Figure 10: The Three-Speed Integration Problem

1. Integration Complexity (The Temporal Mismatch)

• The Problem: LLMs have no concept of "Time" or "State" across different data velocities. A Dexcom reading arrives every 5 minutes; a Lab Report arrives once a month.
• The Non-Trivial Solution: The Federated State Model. The system effectively "stops time" for the LLM by creating a Daily Snapshot. It aggregates high-speed streams into canonical summary statistics (Min/Max/Avg) and merges them with static document extracts. Building the logic to handle these collisions—overwriting summaries while appending raw logs—without data loss is a significant engineering hurdle.

2. Iteration Cycles (Code-Backed Prompting)

• The Problem: Standard prompt engineering hits a ceiling. You cannot prompt an LLM to reliably output "Next Monday's Date." It will eventually hallucinate.
• The Non-Trivial Solution: We moved from "Prompt Engineering" to "Logic Injection." The iteration cycle isn't just rewriting prompts; it involves writing Python validators (_validate_and_fix_llm_response) that intercept LLM outputs, check them against the system calendar, and rewrite the payload before it hits the database.

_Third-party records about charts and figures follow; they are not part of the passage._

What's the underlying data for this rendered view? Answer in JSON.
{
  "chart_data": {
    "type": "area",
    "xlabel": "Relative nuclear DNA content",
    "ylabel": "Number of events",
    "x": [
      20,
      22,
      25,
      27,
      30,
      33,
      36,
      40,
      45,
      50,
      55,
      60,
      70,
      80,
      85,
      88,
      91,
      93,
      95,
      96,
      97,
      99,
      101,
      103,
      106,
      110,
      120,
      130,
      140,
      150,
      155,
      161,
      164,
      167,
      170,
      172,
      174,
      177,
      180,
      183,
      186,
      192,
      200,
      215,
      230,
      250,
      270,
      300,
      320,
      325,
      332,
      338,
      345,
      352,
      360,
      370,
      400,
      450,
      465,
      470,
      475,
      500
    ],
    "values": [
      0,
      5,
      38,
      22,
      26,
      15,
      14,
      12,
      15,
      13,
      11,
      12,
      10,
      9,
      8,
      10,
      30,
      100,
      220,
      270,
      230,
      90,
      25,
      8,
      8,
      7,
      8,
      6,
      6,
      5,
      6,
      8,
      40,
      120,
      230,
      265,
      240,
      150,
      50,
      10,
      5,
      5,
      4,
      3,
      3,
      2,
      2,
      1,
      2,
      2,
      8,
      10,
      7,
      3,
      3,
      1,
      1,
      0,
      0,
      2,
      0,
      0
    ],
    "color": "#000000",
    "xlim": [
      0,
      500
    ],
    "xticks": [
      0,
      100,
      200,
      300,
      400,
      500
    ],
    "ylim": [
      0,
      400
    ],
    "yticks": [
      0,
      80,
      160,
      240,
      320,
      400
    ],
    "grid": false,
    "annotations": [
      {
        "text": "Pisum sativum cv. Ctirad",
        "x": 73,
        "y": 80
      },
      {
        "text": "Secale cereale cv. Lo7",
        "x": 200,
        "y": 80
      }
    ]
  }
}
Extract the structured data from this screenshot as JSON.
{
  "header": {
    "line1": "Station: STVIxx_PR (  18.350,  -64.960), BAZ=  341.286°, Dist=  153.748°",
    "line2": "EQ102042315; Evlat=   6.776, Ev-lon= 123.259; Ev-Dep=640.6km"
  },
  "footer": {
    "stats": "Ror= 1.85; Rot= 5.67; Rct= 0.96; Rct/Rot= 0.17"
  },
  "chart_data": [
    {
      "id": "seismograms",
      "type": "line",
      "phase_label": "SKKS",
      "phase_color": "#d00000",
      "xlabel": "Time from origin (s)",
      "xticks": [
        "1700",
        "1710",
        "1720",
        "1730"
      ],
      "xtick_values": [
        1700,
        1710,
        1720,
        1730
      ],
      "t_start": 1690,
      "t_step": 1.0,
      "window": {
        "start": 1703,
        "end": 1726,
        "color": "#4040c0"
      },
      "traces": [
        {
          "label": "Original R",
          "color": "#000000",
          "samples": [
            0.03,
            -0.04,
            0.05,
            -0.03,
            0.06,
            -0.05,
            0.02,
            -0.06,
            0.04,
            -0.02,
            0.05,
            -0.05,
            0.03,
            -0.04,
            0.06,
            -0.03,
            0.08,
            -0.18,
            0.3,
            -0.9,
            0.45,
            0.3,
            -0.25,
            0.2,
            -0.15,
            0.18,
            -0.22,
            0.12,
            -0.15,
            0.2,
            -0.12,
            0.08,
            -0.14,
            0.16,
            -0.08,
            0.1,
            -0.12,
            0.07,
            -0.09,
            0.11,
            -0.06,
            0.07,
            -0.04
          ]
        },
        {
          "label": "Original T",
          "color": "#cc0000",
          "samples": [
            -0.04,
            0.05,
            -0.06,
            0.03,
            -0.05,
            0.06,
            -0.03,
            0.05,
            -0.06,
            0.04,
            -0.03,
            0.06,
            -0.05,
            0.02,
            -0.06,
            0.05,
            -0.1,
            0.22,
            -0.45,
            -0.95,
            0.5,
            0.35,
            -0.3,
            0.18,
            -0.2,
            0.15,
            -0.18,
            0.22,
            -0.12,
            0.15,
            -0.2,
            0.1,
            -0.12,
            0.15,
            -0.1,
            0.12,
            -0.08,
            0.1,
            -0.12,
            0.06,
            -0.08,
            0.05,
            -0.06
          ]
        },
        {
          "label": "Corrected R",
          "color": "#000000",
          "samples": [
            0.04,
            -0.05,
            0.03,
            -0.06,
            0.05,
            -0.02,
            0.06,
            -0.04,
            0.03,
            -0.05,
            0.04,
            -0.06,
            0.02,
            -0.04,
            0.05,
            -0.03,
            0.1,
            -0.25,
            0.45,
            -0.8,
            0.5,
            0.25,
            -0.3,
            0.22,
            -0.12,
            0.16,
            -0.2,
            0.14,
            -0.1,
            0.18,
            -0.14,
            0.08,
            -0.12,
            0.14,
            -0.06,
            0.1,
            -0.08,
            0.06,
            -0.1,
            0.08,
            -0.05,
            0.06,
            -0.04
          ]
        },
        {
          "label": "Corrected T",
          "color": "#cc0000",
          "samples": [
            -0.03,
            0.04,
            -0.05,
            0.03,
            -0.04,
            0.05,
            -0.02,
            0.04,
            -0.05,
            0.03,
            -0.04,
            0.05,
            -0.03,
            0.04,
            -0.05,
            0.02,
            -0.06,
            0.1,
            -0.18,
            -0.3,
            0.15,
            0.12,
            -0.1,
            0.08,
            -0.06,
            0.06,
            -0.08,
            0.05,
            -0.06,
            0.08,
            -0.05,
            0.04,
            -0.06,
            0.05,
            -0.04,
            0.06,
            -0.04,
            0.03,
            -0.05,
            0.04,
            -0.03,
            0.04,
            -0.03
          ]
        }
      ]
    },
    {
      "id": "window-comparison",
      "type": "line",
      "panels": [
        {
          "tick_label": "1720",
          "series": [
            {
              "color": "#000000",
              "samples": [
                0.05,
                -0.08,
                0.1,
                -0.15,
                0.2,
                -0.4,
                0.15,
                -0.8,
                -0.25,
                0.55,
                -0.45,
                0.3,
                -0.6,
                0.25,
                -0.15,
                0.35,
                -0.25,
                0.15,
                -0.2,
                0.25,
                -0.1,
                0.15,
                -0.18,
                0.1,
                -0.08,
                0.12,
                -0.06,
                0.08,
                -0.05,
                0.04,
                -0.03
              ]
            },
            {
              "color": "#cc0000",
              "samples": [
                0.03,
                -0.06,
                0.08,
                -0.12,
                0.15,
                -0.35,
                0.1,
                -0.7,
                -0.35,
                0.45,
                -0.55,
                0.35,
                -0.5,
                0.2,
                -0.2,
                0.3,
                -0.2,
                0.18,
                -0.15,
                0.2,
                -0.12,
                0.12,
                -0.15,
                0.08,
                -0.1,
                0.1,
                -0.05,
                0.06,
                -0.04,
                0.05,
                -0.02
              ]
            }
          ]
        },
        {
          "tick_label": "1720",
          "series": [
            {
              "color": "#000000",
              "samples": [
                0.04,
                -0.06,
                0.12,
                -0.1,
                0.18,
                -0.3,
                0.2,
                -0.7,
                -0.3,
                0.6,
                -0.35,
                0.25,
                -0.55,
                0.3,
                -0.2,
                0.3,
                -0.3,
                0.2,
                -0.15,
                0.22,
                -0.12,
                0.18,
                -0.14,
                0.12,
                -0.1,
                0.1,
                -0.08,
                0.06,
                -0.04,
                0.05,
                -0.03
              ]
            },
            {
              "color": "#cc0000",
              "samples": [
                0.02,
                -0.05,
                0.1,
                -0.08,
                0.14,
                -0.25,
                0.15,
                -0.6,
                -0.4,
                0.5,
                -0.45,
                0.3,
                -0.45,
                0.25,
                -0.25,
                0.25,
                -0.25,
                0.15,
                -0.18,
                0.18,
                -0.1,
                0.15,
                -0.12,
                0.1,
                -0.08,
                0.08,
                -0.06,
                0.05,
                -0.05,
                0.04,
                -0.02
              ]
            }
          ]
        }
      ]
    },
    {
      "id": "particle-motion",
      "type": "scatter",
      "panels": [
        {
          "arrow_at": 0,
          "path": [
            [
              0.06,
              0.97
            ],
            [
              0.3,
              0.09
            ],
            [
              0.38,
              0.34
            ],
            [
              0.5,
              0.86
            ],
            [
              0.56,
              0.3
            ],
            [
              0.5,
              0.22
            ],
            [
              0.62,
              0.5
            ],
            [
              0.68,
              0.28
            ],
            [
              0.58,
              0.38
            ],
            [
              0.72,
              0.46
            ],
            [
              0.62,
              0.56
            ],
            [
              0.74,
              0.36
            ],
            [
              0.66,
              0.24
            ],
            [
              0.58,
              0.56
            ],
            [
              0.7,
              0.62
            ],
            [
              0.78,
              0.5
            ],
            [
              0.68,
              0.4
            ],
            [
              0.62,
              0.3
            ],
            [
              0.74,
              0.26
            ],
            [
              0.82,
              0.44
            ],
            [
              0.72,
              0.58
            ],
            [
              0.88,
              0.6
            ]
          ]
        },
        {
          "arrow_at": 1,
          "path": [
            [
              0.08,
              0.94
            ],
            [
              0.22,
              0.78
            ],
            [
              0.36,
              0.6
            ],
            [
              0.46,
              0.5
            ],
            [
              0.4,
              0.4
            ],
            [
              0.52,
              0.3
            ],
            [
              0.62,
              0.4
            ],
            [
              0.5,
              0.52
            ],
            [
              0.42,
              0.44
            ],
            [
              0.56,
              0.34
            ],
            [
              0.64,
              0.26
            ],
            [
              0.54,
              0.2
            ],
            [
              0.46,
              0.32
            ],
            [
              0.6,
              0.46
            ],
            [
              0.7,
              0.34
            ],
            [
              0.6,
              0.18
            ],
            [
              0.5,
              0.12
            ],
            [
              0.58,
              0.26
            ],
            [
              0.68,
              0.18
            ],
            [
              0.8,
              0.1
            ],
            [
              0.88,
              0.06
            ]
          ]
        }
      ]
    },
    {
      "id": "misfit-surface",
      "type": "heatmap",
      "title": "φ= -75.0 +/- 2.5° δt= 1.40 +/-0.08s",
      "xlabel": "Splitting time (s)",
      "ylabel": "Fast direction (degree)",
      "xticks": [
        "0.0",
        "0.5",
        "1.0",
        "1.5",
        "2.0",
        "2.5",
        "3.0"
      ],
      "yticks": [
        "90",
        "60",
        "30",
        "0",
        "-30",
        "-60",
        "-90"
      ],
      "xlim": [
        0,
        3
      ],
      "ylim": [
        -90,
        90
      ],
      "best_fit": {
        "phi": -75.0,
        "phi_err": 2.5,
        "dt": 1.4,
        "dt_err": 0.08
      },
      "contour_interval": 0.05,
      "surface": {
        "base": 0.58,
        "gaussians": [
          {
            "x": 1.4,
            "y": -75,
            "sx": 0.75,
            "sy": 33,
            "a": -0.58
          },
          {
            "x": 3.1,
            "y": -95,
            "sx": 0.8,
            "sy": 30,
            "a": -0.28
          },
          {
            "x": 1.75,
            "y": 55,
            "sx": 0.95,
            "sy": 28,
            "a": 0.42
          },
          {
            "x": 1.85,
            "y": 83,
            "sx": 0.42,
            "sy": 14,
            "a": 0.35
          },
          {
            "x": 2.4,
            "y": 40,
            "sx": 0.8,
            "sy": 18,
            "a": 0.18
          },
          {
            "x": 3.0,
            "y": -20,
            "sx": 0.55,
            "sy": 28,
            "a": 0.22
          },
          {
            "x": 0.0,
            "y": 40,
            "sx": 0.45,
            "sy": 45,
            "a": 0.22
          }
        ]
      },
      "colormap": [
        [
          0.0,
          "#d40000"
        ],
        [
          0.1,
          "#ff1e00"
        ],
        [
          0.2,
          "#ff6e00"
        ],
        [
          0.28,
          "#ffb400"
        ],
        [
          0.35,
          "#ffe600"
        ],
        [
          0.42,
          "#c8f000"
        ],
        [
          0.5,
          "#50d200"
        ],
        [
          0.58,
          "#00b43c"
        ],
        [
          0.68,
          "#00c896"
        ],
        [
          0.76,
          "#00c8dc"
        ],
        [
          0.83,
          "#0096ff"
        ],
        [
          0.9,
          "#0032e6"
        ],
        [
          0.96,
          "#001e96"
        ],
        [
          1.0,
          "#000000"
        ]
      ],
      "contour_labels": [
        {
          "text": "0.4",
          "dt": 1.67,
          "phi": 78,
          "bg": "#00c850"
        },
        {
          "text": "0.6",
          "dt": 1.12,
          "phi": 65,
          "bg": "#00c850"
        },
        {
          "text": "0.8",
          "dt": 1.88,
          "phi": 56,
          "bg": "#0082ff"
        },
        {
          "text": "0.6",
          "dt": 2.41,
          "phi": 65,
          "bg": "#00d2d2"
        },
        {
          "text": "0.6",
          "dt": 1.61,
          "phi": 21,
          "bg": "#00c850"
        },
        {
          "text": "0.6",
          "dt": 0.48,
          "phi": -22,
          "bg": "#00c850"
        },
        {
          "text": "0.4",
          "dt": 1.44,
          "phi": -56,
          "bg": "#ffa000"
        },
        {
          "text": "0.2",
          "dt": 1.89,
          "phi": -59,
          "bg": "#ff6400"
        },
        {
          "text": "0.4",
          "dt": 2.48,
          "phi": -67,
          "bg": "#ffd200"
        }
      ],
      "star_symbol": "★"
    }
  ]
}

This hybrid "Neural-Symbolic" loop takes weeks to tune properly.

3. Key Tradeoffs (Determinism vs. Flexibility)

• Safety over Flow: We explicitly traded conversational flexibility for safety. By moving alert logic out of the AI and into Python thresholds (_check_threshold_violations), the chatbot cannot "talk" a user out of a high heart rate alert. It makes the system feel rigid at times but prevents catastrophic medical advice.
• Latency over Completeness: We utilize Parallel Context Retrieval. Instead of waiting for a perfect deep-dive analysis, we fire simultaneous requests to Vector Store, Vitals DB, and Meal Services. If one hangs, we degrade gracefully rather than block, prioritizing the user's engagement loop over perfect data completeness.